Hunting in Africa - Stalking in tough and dense terrain
The red dust covers your boot as you take the first step behind the PH through the thorny bush. Even if you don't yet know what the hunt will bring, you know that the day will be thrilling, challenging and instructive – quintessential Africa!
On an African hunting day, you never know whether you'll end up stalking buffalo, bushbuck or something else entirely. But today, you've decided to try your luck with the astonishingly beautiful oryx. The PH stands still, assessing the situation, listening intently to the sounds of the bush, reading his surroundings. His eyes glide over the dawn terrain, decoding the possibilities and contemplating his next move. He stoops to grasp some of the red soil that he uses to read the wind direction. As it cascades to the ground, a red plume fans out downwind. The PH is now ready. A plan is formed.
"These are the few seconds that you have travelled so far to experience."
The teeming life of the bush
The sun casts a gentle light over the dense bush which, in combination with a mosaic of shadows, creates excellent cover for wildlife. Only a trained eye will detect even otherwise conspicuous species, like zebra or the light-coloured 200-kilo oryx. A turtle dove coos over to the left. Its evocative call is an injection of sound through your eardrums that sends a rush of Africa directly into your veins. While you stalk behind the PH, you sense the excitement and clearly register the unstoppable rise of hunting zeal in your being. You spot several different species in the bush.
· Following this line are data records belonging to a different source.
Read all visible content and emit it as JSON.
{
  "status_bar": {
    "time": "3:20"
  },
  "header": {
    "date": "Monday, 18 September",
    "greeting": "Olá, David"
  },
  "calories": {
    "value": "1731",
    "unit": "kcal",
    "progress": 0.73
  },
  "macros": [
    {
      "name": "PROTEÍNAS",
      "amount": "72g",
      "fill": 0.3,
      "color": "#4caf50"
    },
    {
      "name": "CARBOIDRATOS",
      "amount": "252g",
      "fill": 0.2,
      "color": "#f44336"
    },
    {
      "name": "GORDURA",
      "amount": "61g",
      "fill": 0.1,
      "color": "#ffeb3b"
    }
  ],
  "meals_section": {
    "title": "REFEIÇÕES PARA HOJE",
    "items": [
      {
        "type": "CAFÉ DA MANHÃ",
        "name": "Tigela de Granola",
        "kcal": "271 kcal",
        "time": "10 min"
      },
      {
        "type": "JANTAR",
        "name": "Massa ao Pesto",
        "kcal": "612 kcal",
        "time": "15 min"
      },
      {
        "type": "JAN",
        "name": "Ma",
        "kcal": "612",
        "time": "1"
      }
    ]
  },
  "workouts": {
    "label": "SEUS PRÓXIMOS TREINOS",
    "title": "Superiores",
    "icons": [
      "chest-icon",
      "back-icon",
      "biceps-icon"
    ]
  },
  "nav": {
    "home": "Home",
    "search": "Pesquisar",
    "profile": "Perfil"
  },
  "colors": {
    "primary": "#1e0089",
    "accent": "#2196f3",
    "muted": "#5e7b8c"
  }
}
A small bush duiker rears its head, some impalas trot down to a watering hole, while the hefty eland grazes behind some shrivelled, thorny bushes. But no oryx yet.
A meeting with the bull
The oryx or gemsbok is extremely hardy and can survive in some of the world's driest biotopes. It is not particularly dependent on direct access to water, which strikes you as ironic when the PH climbs seven or eight meters up a wind turbine that draws life-giving water from the subsoil. Not every bush animal is as tough and hardy as this antelope with its black-and-white-marked face. Having explored the dense bush from a bird's eye view, the PH climbs down from the turbine. He joins you seconds later with an intense gleam in his eyes. He has spotted a lone bull oryx just a few hundred meters to the south. The stalk continues and you are lucky to have low sunlight streaming in over your shoulder and the wind in your face.
A sudden movement attracts your attention. A pair of shiny horns glistens in the morning sun a few hundred meters ahead. For a few seconds, the PH studies the animal which is almost completely hidden in the bush. He lowers his binoculars, turns round and looks you straight in the eye: "It's the bull, the one we’re after. Follow me!”
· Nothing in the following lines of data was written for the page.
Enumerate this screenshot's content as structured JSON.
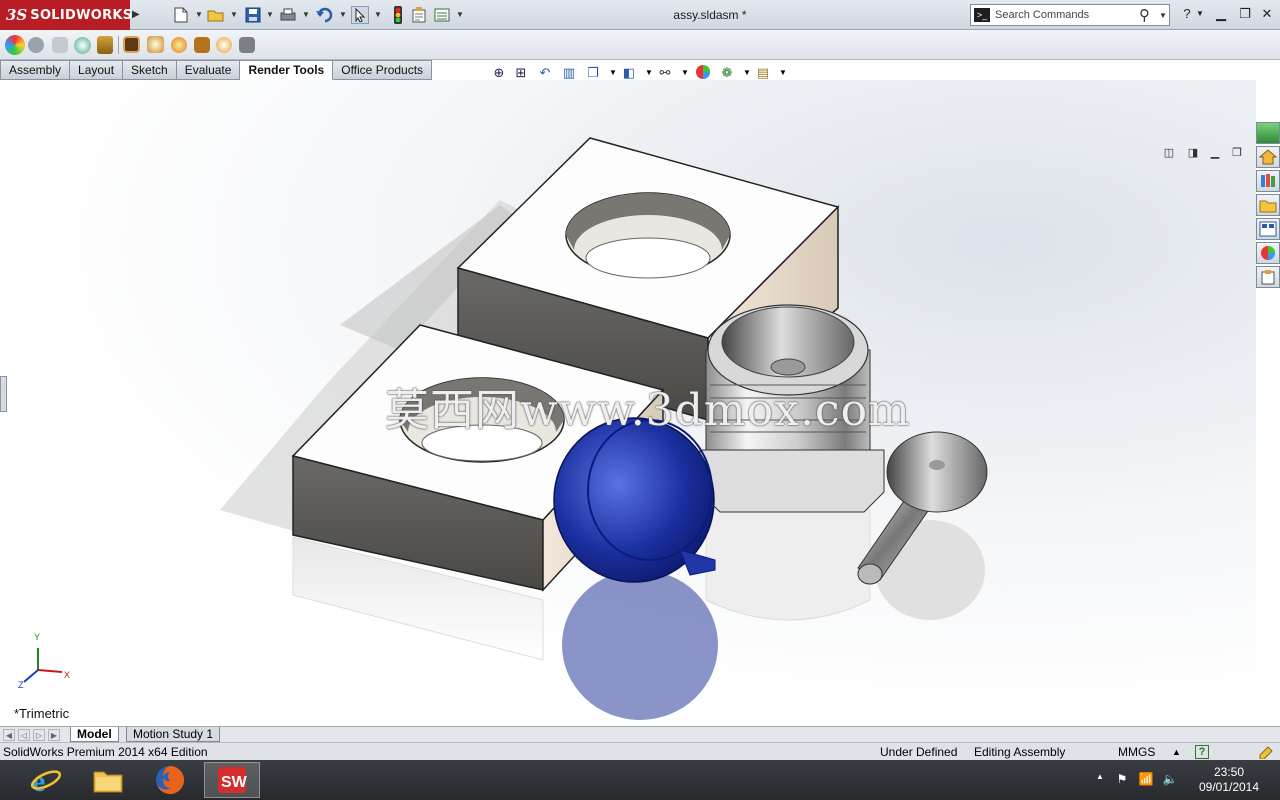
{
  "app": {
    "brand_mark": "3S",
    "brand_name": "SOLIDWORKS",
    "document_title": "assy.sldasm *"
  },
  "search": {
    "placeholder": "Search Commands"
  },
  "command_tabs": [
    {
      "label": "Assembly"
    },
    {
      "label": "Layout"
    },
    {
      "label": "Sketch"
    },
    {
      "label": "Evaluate"
    },
    {
      "label": "Render Tools",
      "active": true
    },
    {
      "label": "Office Products"
    }
  ],
  "viewport": {
    "watermark": "莫西网www.3dmox.com",
    "view_orientation": "*Trimetric",
    "axis_labels": {
      "x": "X",
      "y": "Y",
      "z": "Z"
    }
  },
  "bottom_tabs": [
    {
      "label": "Model",
      "active": true
    },
    {
      "label": "Motion Study 1"
    }
  ],
  "status": {
    "edition": "SolidWorks Premium 2014 x64 Edition",
    "definition": "Under Defined",
    "mode": "Editing Assembly",
    "units": "MMGS",
    "units_arrow": "▲",
    "help": "?"
  },
  "taskbar": {
    "time": "23:50",
    "date": "09/01/2014",
    "apps": [
      {
        "name": "internet-explorer-icon"
      },
      {
        "name": "file-explorer-icon"
      },
      {
        "name": "firefox-icon"
      },
      {
        "name": "solidworks-icon",
        "active": true
      }
    ]
  },
  "colors": {
    "brand_red": "#b81c24",
    "part_blue": "#1a2f9e",
    "titlebar": "#d6dde5"
  }
}
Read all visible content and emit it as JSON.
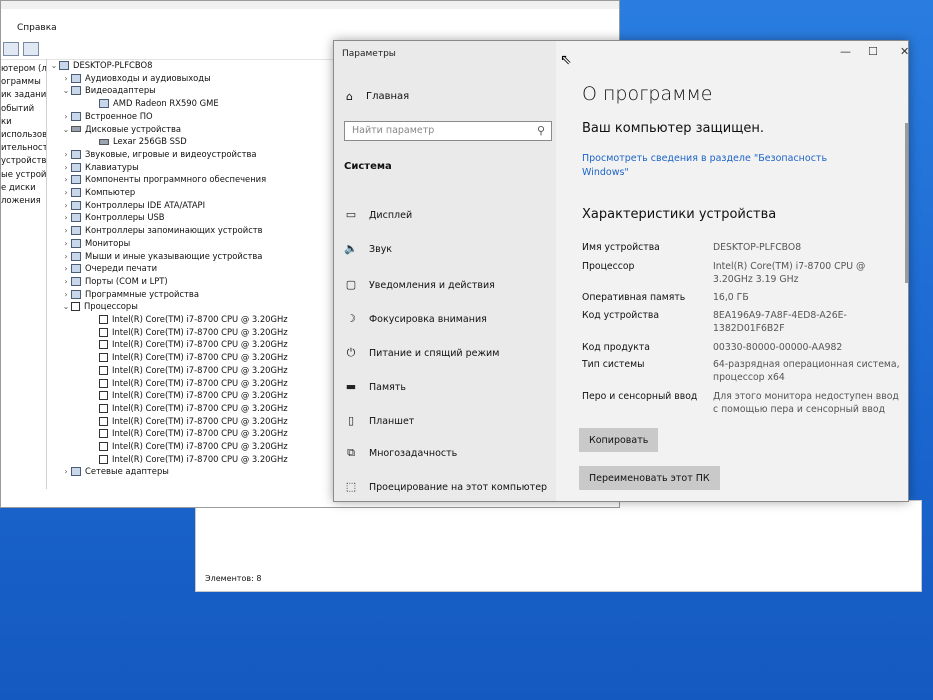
{
  "devmgr": {
    "menu": [
      "Справка"
    ],
    "left_items": [
      "ютером (л",
      "ограммы",
      "ик заданий",
      "обытий",
      "ки",
      "использовате",
      "ительность",
      "устройства",
      "ые устройств",
      "е диски",
      "ложения"
    ],
    "root": "DESKTOP-PLFCBO8",
    "tree": [
      {
        "label": "Аудиовходы и аудиовыходы",
        "level": 1,
        "chev": "›",
        "icon": "speaker-icon"
      },
      {
        "label": "Видеоадаптеры",
        "level": 1,
        "chev": "⌄",
        "icon": "display-adapter-icon"
      },
      {
        "label": "AMD Radeon RX590 GME",
        "level": 2,
        "chev": "",
        "icon": "display-adapter-icon"
      },
      {
        "label": "Встроенное ПО",
        "level": 1,
        "chev": "›",
        "icon": "firmware-icon"
      },
      {
        "label": "Дисковые устройства",
        "level": 1,
        "chev": "⌄",
        "icon": "disk-icon"
      },
      {
        "label": "Lexar 256GB SSD",
        "level": 2,
        "chev": "",
        "icon": "disk-icon"
      },
      {
        "label": "Звуковые, игровые и видеоустройства",
        "level": 1,
        "chev": "›",
        "icon": "sound-icon"
      },
      {
        "label": "Клавиатуры",
        "level": 1,
        "chev": "›",
        "icon": "keyboard-icon"
      },
      {
        "label": "Компоненты программного обеспечения",
        "level": 1,
        "chev": "›",
        "icon": "software-icon"
      },
      {
        "label": "Компьютер",
        "level": 1,
        "chev": "›",
        "icon": "computer-icon"
      },
      {
        "label": "Контроллеры IDE ATA/ATAPI",
        "level": 1,
        "chev": "›",
        "icon": "ide-icon"
      },
      {
        "label": "Контроллеры USB",
        "level": 1,
        "chev": "›",
        "icon": "usb-icon"
      },
      {
        "label": "Контроллеры запоминающих устройств",
        "level": 1,
        "chev": "›",
        "icon": "storage-icon"
      },
      {
        "label": "Мониторы",
        "level": 1,
        "chev": "›",
        "icon": "monitor-icon"
      },
      {
        "label": "Мыши и иные указывающие устройства",
        "level": 1,
        "chev": "›",
        "icon": "mouse-icon"
      },
      {
        "label": "Очереди печати",
        "level": 1,
        "chev": "›",
        "icon": "printer-icon"
      },
      {
        "label": "Порты (COM и LPT)",
        "level": 1,
        "chev": "›",
        "icon": "port-icon"
      },
      {
        "label": "Программные устройства",
        "level": 1,
        "chev": "›",
        "icon": "software-device-icon"
      },
      {
        "label": "Процессоры",
        "level": 1,
        "chev": "⌄",
        "icon": "cpu-icon"
      },
      {
        "label": "Intel(R) Core(TM) i7-8700 CPU @ 3.20GHz",
        "level": 2,
        "chev": "",
        "icon": "cpu-icon"
      },
      {
        "label": "Intel(R) Core(TM) i7-8700 CPU @ 3.20GHz",
        "level": 2,
        "chev": "",
        "icon": "cpu-icon"
      },
      {
        "label": "Intel(R) Core(TM) i7-8700 CPU @ 3.20GHz",
        "level": 2,
        "chev": "",
        "icon": "cpu-icon"
      },
      {
        "label": "Intel(R) Core(TM) i7-8700 CPU @ 3.20GHz",
        "level": 2,
        "chev": "",
        "icon": "cpu-icon"
      },
      {
        "label": "Intel(R) Core(TM) i7-8700 CPU @ 3.20GHz",
        "level": 2,
        "chev": "",
        "icon": "cpu-icon"
      },
      {
        "label": "Intel(R) Core(TM) i7-8700 CPU @ 3.20GHz",
        "level": 2,
        "chev": "",
        "icon": "cpu-icon"
      },
      {
        "label": "Intel(R) Core(TM) i7-8700 CPU @ 3.20GHz",
        "level": 2,
        "chev": "",
        "icon": "cpu-icon"
      },
      {
        "label": "Intel(R) Core(TM) i7-8700 CPU @ 3.20GHz",
        "level": 2,
        "chev": "",
        "icon": "cpu-icon"
      },
      {
        "label": "Intel(R) Core(TM) i7-8700 CPU @ 3.20GHz",
        "level": 2,
        "chev": "",
        "icon": "cpu-icon"
      },
      {
        "label": "Intel(R) Core(TM) i7-8700 CPU @ 3.20GHz",
        "level": 2,
        "chev": "",
        "icon": "cpu-icon"
      },
      {
        "label": "Intel(R) Core(TM) i7-8700 CPU @ 3.20GHz",
        "level": 2,
        "chev": "",
        "icon": "cpu-icon"
      },
      {
        "label": "Intel(R) Core(TM) i7-8700 CPU @ 3.20GHz",
        "level": 2,
        "chev": "",
        "icon": "cpu-icon"
      },
      {
        "label": "Сетевые адаптеры",
        "level": 1,
        "chev": "›",
        "icon": "network-icon"
      }
    ],
    "status": "Элементов: 8"
  },
  "settings": {
    "title": "Параметры",
    "home": "Главная",
    "search_placeholder": "Найти параметр",
    "section": "Система",
    "nav_items": [
      {
        "label": "Дисплей",
        "icon": "display-icon",
        "glyph": "▭"
      },
      {
        "label": "Звук",
        "icon": "sound-icon",
        "glyph": "🔈"
      },
      {
        "label": "Уведомления и действия",
        "icon": "notifications-icon",
        "glyph": "▢"
      },
      {
        "label": "Фокусировка внимания",
        "icon": "focus-assist-icon",
        "glyph": "☽"
      },
      {
        "label": "Питание и спящий режим",
        "icon": "power-icon",
        "glyph": "⏻"
      },
      {
        "label": "Память",
        "icon": "storage-icon",
        "glyph": "▬"
      },
      {
        "label": "Планшет",
        "icon": "tablet-icon",
        "glyph": "▯"
      },
      {
        "label": "Многозадачность",
        "icon": "multitasking-icon",
        "glyph": "⧉"
      },
      {
        "label": "Проецирование на этот компьютер",
        "icon": "projecting-icon",
        "glyph": "⬚"
      }
    ],
    "page_title": "О программе",
    "protected": "Ваш компьютер защищен.",
    "security_link": "Просмотреть сведения в разделе \"Безопасность Windows\"",
    "specs_title": "Характеристики устройства",
    "specs": [
      {
        "label": "Имя устройства",
        "value": "DESKTOP-PLFCBO8"
      },
      {
        "label": "Процессор",
        "value": "Intel(R) Core(TM) i7-8700 CPU @ 3.20GHz   3.19 GHz"
      },
      {
        "label": "Оперативная память",
        "value": "16,0 ГБ"
      },
      {
        "label": "Код устройства",
        "value": "8EA196A9-7A8F-4ED8-A26E-1382D01F6B2F"
      },
      {
        "label": "Код продукта",
        "value": "00330-80000-00000-AA982"
      },
      {
        "label": "Тип системы",
        "value": "64-разрядная операционная система, процессор x64"
      },
      {
        "label": "Перо и сенсорный ввод",
        "value": "Для этого монитора недоступен ввод с помощью пера и сенсорный ввод"
      }
    ],
    "copy_button": "Копировать",
    "rename_button": "Переименовать этот ПК"
  }
}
You lean back to quietly track a glowing ember that rises up from the fire into the night sky. As it fades away, you are spellbound by the great continent's clear, starry sky and the mystery of the Milky Way.
The silence is broken by a leopard, claiming his hunting ground with deep growling on the other side of the muddy grey, croc-infested water. In that second, you realise that the bush's paradoxical combination of beauty and fierce, untrammelled nature has captured part of your soul. A small part of you that you will only recover by returning once again to the mysterious hunting grounds of the bush. Africa is in your veins, it's under your skin!
Over time, income from trophy hunting has helped preserve the populations of game and their biotopes. In South Africa, trophy hunting has led to cattle ranches being transformed into natural idylls with amazing wildlife density and variety. Not only does the income from trophy hunting give value to the wildlife. It also provides a direct economic boost which in turn creates employment and higher living standards for local populations. This influx of foreign currency and the value placed on wildlife helps to further reduce poaching. Essentially all parts of hunted animals are used in local cuisines.
A number of African countries have now introduced PH training schemes. However, the legislation varies from country to country. PH training teaches the theoretical and real-life assessment of game trophies from different species, practical hunting techniques and methods and the tracking of shot game. General trophy handling, skinning and meat handling are also part of the training, along with first aid, snake bites, customer care and camp set-up. Also covered are topics such as wildlife conservation and management, shooting techniques and general legislation and knowledge concerning plant and animal life. Completing the training is the first step to becoming a PH, but to be a top PH requires years of hands-on experience. And you never finish learning.